If the command finds a third-party URL, check:
- whether it is only a documentation link or a runtime dependency;
- whether a CDN appeared;
- whether an external font was added;
- whether analytics was introduced.
8. Deploy the build
sudo rsync -a --delete dist/ /var/www/getsrv.app/
sudo find /var/www/getsrv.app -type d -exec chmod 755 {} \;
sudo find /var/www/getsrv.app -type f -exec chmod 644 {} \;
sudo chown -R www-data:www-data /var/www/getsrv.app
9. Validate Nginx
sudo nginx -t
If the result is not syntax is ok and test is successful, do not reload.
10. Reload Nginx
sudo systemctl reload nginx
For a static-site update, reload is enough. A full restart is usually unnecessary.
11. Check main URLs
curl -kI https://getsrv.app/
curl -kI https://getsrv.app/en/
curl -kI https://getsrv.app/en/docs/
curl -kI https://getsrv.app/en/tools/
curl -kI https://getsrv.app/sitemap-index.xml
curl -kI https://getsrv.app/no-such-page
Expected:
/ 200
/en/ 200
/en/docs/ 200
/en/tools/ 200
/sitemap-index.xml 200
/no-such-page 404
12. Check headers
HTML:
curl -kI https://getsrv.app/
Expected:
Cache-Control: public, must-revalidate
X-Content-Type-Options: nosniff
X-Frame-Options: DENY
Referrer-Policy: strict-origin-when-cross-origin
Content-Security-Policy: ...
Asset:
ASSET="$(find /var/www/getsrv.app/assets -maxdepth 1 -type f | head -n 1 | sed 's#^/var/www/getsrv.app##')"
curl -kI "https://getsrv.app$ASSET"
Expected:
Cache-Control: public, max-age=31536000, immutable
13. Check listeners
sudo ss -lntp | grep -E ':(443|7443|10443|11443)\b'
A content-only update must not change listeners.

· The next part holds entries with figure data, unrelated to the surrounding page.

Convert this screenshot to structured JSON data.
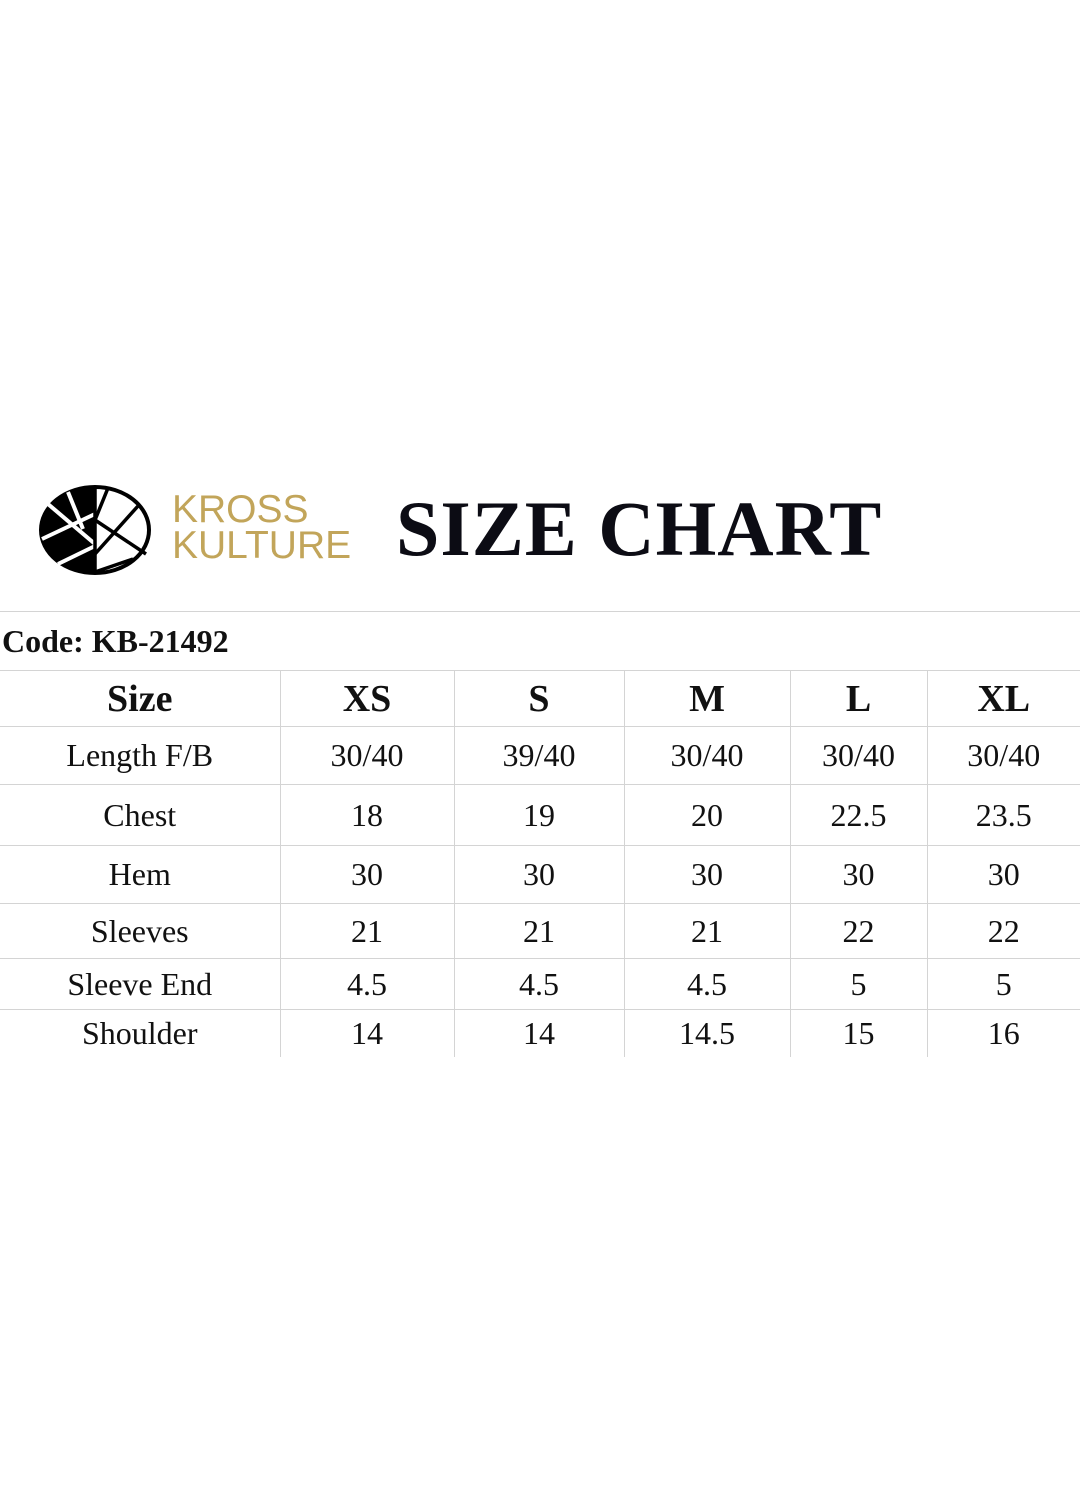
{
  "header": {
    "brand_line1": "KROSS",
    "brand_line2": "KULTURE",
    "title": "SIZE CHART",
    "brand_color": "#c2a55a",
    "logo_icon": "kross-kulture-circle-logo"
  },
  "code": "Code: KB-21492",
  "table": {
    "columns": [
      "Size",
      "XS",
      "S",
      "M",
      "L",
      "XL"
    ],
    "rows": [
      [
        "Length F/B",
        "30/40",
        "39/40",
        "30/40",
        "30/40",
        "30/40"
      ],
      [
        "Chest",
        "18",
        "19",
        "20",
        "22.5",
        "23.5"
      ],
      [
        "Hem",
        "30",
        "30",
        "30",
        "30",
        "30"
      ],
      [
        "Sleeves",
        "21",
        "21",
        "21",
        "22",
        "22"
      ],
      [
        "Sleeve End",
        "4.5",
        "4.5",
        "4.5",
        "5",
        "5"
      ],
      [
        "Shoulder",
        "14",
        "14",
        "14.5",
        "15",
        "16"
      ]
    ]
  }
}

14. Fast web-root rollback
If production is clearly broken after deployment and a backup exists:
sudo rsync -a --delete "$BACKUP_DIR/getsrv.app-www/" /var/www/getsrv.app/
sudo chown -R www-data:www-data /var/www/getsrv.app
sudo nginx -t
sudo systemctl reload nginx
Run smoke-test again after rollback.
15. Stop conditions
Stop if:
- build does not complete;
dist/is empty;- required pages are missing;
- unexpected external runtime URLs appear;
nginx -tfails;- production returns
403or404on the homepage; - headers do not match expectations;
- listeners changed without a reason.
A safe deploy is not a complex deploy. It is a deploy with checks before, checks after, and a clear way back.